It could have been comfortable. It should have been comfortable. Chelsea outplayed Real Madrid almost from start to finish, just as it had in the first leg of the Champions League semifinals, and yet there was a palpable sense of relief Wednesday when Mason Mount finally got the decisive second goal with six minutes remaining. That secured a 3–1 aggregate win, 2–0 on the day, sending Chelsea to a date with Manchester City in the Champions League final in Istanbul at the end of the month.
The contrast to the drama of its last semifinal success in the competition was startling. In 2012, when Chelsea won its only Champions League to date, it survived wave after wave of pressure against Barcelona, somehow winning 3-2 on aggregate as Fernando Torres sealed the victory with a late goal on the counter at Camp Nou.
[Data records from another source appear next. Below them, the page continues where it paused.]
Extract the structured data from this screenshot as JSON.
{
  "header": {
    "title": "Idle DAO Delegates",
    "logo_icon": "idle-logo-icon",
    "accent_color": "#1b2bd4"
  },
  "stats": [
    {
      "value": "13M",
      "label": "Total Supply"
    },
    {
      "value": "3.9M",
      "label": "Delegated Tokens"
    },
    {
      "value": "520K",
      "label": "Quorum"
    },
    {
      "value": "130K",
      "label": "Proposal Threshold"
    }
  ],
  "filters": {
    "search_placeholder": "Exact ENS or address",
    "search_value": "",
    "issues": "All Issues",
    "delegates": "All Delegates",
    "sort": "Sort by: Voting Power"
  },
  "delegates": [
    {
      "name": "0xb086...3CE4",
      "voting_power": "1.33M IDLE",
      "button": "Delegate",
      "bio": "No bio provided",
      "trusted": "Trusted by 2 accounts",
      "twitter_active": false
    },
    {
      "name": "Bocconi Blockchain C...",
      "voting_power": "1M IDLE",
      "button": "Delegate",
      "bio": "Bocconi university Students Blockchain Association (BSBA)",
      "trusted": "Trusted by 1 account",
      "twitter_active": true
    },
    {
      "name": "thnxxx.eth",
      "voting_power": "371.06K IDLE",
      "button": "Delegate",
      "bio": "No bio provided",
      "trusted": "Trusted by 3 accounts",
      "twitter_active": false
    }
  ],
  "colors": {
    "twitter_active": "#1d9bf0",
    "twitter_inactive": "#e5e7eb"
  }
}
Here it was Chelsea that swept forward relentlessly, its counters shredding Real Madrid. This was an immensely impressive performance, the only quibble being the fact that it took so long to put the game to bed.
This will be the third all-English final—and the second in the last three seasons—which is an accurate reflection of how dominant the Premier League sides have been this season. Man City and Chelsea at their best are some margin ahead of every other side in Europe, and that will terrify the traditional elites. It was the rise of the petro-clubs, the way they are insulated against the financial storms of the pandemic, that led to the Super League proposals. Man City and Chelsea were the two least convinced members of the rebel 12 who signed up, and the first two clubs to indicate they would be withdrawing. A month after the Super League idea was defeated, they will contest the Champions League final.
For Thomas Tuchel, there is a chance for instant revenge after defeat with PSG against Bayern Munich in last season’s final. He becomes the first coach to reach two successive finals with different clubs. For Zinedine Zidane and Madrid, major problems lie ahead: the Super League was an attempt to head off major financial problems and this is a squad that, fairly clearly, needs major rejuvenation.
Chelsea was able to spend heavily last summer, and it was two of those new signings who brought the first goal. Timo Werner’s tribulations in front of goal have been a feature of this season. Although he has generally played well, at least since Tuchel took over in January, he has missed a string of simple chances, and had he been a little sharper, both with his finishing and his timing of runs, the tie may have been over far earlier than it was. He had a goal ruled out for a needless offside on Wednesday, before being presented after 28 minutes with a chance he couldn’t miss. N’Golo Kanté was the architect, with his stabbed ball to Kai Havertz, who extravagantly dinked the ball over Thibaut Courtois. The ball looped off the bar, and Werner nodded in from two yards out.
That left Real Madrid in the slightly odd position of having to do what only West Brom has so far managed against Tuchel’s Chelsea so far: score twice. The pattern of the game had been very similar to that in Madrid. Chelsea was much the better side against a largely pedestrian Madrid, but Karim Benzema offered a constant threat, twice drawing excellent saves from Edouard Mendy.
But Benzema aside, this was tame stuff from Madrid. Not for the first time this season, a La Liga side looked physically inferior to English or German opposition. Eden Hazard, back from injury, started on the flank, but having missed so much of this season through injury he looked understandably sluggish. On the other wing, Vinicius Junior, so sprightly against Liverpool in the last round, was involved only intermittently.
Chelsea was so consistently threatening on the break that it seemed like it had to score. Mount, Havertz and Kanté all spurned one-on-ones, and such is the nature of football that the more chances that were missed, the more the sense began to grow that Madrid might somehow, against all logic, get back into it.
It did not. Kanté, yet again, regained possession and fed substitute and U.S. star Christian Pulisic, who cleverly delayed his cross before laying in Mount to score the decisive second goal. It should have been over long before that. It could have been over by halftime in the first leg. But when you win in the end, all of that matters less. Whatever the scoreline, this was an emphatic victory.